I know, I know. I am a modern girl living in a modern world. So why does someone need to save me. They don’t need to. I just want them to! I know the feminists out there are banging their heads and thinking I have stepped back into the 50’s with this statement. I don’t know if I am a feminist or not. I mean I don’t like to be labeled, remember the whole free spirit thing;)? But I am fairly independent, I work and I haven’t been in a relationship in over 6 years, so I am not a needy Nelly. But, sometimes it would be so nice to have that person to have my back and come to my rescue. I have never had that in a relationship, and did not have a good dad so I would love to not always have my own back. You know, having someone else take up for you if your neighbor is super noisy or if someone is super rude. Or, just that person that will help you through any/all of life’s many challenges.
For instance, my cousin’s sweet cat got attacked by a vicious dog this week and had to be put down. Her boyfriend ran out of the door and tragically had to shoot the dog because it was a big pit bull and was tearing the cat apart with another dog and was threatening my cousin. I mean I don’t necessarily want someone to come along and shoot another being for me. But I want someone to be there for me when I am vulnerable or stressed about something and icing or french bread is not a substitute for a prince charming.:) And, I don’t want a prince. I just want a nice guy to be there for me. I’m not searching for a daddy figure or a sugar daddy. I just want a nice, solid, honest and dependable partner and I would offer the same to them.
If that desire makes me some weak to some people, then so be it. I guess then I am weak. But even the strongest lion has a mate. I don’t have the strength of a lion, but sometimes I feel like it is close to that because what I have been through and put up with. Even people that are thought of as independent or fierce have a soft side and feel powerless sometimes. I can be a woman that exudes confidence, takes care of my daughter, carries myself well, and is happy-go-lucky but it doesn’t mean that I don’t want to lean on someone from time to time. Having someone there everyday is something that so many women and men take for granted. If I had a good relationship, I would never take it for granted. So many people have these amazing partners and either cheat on them, degrade them or just devalue them, having no idea what it’s like to have no one there to consider or not.
I’m not sad about being alone. I honestly haven’t put myself out there in a big way because the men I have met have either been married, controlling or just someone that I had not compatibility with. And with me depending on God to send me the right guy, I never am sure when the man I meet is the right one. I guess the way to know is if I get a feeling that it is someone I could easily give my heart to. The problem is, that if I get positive attention from someone, I have let men pull me into an immediate relationship because I guess I secretly want to be wanted and loved and cherished. The problem is, the men that have propelled me in a speedboat manner towards love, did not take the time to really get to know me. So, when I did not do exactly what they wanted, or they found out I wasn’t submissive enough for them then things fell apart.

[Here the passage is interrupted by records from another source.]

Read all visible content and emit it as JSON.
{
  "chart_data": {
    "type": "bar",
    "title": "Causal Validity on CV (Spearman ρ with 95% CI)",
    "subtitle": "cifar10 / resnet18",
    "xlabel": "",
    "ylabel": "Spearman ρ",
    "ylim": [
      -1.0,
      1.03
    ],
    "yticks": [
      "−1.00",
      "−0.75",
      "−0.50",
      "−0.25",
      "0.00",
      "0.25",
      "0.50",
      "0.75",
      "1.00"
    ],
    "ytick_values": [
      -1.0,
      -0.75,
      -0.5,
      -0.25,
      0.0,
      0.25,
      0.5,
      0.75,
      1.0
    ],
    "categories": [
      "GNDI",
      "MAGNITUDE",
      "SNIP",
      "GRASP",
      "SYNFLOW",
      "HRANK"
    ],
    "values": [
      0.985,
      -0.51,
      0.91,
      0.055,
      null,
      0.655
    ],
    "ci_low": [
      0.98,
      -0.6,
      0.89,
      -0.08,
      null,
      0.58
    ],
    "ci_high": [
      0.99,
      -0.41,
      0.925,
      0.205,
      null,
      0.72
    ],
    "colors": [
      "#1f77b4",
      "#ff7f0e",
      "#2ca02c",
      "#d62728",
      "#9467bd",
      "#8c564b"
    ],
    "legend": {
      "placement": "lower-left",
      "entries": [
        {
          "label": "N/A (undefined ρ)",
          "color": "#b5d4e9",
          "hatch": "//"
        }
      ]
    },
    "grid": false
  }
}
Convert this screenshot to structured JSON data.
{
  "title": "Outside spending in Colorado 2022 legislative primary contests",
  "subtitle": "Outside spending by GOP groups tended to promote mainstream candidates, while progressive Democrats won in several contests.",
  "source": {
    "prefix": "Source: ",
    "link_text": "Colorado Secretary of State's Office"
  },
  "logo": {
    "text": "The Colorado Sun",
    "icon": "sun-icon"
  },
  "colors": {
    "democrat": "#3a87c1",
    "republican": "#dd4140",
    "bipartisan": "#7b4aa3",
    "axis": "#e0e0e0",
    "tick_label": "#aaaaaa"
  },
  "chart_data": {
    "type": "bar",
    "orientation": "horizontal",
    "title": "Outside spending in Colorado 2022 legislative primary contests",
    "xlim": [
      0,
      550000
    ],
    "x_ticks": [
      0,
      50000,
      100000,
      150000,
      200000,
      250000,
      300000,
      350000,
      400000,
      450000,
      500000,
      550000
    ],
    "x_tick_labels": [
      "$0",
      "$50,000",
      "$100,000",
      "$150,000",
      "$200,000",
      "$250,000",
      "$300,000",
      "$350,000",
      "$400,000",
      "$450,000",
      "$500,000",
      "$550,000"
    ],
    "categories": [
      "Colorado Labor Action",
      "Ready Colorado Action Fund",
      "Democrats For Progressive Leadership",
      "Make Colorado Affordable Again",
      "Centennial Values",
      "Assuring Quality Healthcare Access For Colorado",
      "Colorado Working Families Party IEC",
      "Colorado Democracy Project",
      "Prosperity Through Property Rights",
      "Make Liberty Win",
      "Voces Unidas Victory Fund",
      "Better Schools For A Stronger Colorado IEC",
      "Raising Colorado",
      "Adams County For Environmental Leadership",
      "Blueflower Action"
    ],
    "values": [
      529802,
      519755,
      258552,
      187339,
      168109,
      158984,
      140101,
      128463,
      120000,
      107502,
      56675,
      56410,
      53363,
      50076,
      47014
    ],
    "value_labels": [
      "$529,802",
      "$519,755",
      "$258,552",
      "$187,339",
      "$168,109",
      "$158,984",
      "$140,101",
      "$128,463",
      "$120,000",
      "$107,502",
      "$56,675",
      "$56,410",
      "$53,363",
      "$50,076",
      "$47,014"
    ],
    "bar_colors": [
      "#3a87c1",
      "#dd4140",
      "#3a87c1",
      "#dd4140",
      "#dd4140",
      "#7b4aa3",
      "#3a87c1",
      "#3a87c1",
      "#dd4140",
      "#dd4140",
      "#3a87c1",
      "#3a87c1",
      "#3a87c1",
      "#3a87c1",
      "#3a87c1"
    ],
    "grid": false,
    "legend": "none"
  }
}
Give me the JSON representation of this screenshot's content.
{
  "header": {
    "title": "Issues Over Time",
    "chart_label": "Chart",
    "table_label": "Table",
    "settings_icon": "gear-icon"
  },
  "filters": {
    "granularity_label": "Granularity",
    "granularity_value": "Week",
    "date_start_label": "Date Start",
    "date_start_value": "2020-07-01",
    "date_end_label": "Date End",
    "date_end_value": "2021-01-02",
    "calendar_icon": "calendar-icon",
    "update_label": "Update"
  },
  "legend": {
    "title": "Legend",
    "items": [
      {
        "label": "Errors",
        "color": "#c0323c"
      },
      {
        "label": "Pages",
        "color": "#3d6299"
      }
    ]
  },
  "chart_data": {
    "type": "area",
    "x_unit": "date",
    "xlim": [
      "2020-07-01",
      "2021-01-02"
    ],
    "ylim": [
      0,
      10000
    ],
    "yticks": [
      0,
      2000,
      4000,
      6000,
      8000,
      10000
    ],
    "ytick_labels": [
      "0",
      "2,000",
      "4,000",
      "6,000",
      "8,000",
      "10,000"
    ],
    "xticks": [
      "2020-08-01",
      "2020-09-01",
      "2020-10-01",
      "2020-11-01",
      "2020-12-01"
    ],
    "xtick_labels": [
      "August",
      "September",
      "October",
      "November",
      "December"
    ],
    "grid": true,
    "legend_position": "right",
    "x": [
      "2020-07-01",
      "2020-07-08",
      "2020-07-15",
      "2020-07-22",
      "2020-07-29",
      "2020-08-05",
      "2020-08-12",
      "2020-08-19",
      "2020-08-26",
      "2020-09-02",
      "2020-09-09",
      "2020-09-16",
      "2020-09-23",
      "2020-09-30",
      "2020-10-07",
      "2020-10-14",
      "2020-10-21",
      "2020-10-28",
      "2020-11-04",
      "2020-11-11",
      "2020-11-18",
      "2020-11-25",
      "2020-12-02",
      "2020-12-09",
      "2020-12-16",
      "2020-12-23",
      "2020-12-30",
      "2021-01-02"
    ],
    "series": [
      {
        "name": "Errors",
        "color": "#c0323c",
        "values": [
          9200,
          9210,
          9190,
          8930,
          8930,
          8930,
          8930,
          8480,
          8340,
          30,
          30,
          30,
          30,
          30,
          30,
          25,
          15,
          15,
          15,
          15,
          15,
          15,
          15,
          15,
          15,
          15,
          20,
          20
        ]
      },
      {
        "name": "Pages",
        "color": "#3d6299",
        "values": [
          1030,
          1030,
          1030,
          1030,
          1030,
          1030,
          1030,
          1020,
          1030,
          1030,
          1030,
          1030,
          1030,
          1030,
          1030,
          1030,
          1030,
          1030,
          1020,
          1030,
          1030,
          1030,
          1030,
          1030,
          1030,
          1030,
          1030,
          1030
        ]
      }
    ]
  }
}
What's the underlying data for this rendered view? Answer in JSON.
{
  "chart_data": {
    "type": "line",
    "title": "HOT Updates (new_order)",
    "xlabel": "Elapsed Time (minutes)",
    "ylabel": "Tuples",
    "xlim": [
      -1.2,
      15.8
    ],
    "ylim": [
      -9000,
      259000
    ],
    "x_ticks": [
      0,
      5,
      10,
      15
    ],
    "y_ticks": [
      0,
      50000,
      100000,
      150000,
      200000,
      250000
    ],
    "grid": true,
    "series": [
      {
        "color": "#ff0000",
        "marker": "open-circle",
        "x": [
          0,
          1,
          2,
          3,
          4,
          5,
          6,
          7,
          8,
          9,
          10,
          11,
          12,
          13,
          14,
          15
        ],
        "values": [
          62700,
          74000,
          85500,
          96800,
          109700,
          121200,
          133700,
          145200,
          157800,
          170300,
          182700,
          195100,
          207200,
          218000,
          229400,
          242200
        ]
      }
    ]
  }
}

I no longer want to be pulled or pushed nor do I want to jump into anything ever again. So I am in a conundrum. I want the hero. I want the love, but I am too afraid of being hurt and starting over again to do anything about it. Does asking God for love mean that I don’t put myself out there and the man will just bump into me with his grocery cart or am I supposed to put myself out there and trust that God will only bring good my way? It’s like we have free will and God wants us to do for ourselves. So I am unsure if I am supposed to go out of my way to do my part to find love or if I am to sit and be still. What’s the saying about God only helping those that help themselves? So which is it? I need help with it because apparently finding a man that will be there for me through thick and thin is not my forte`.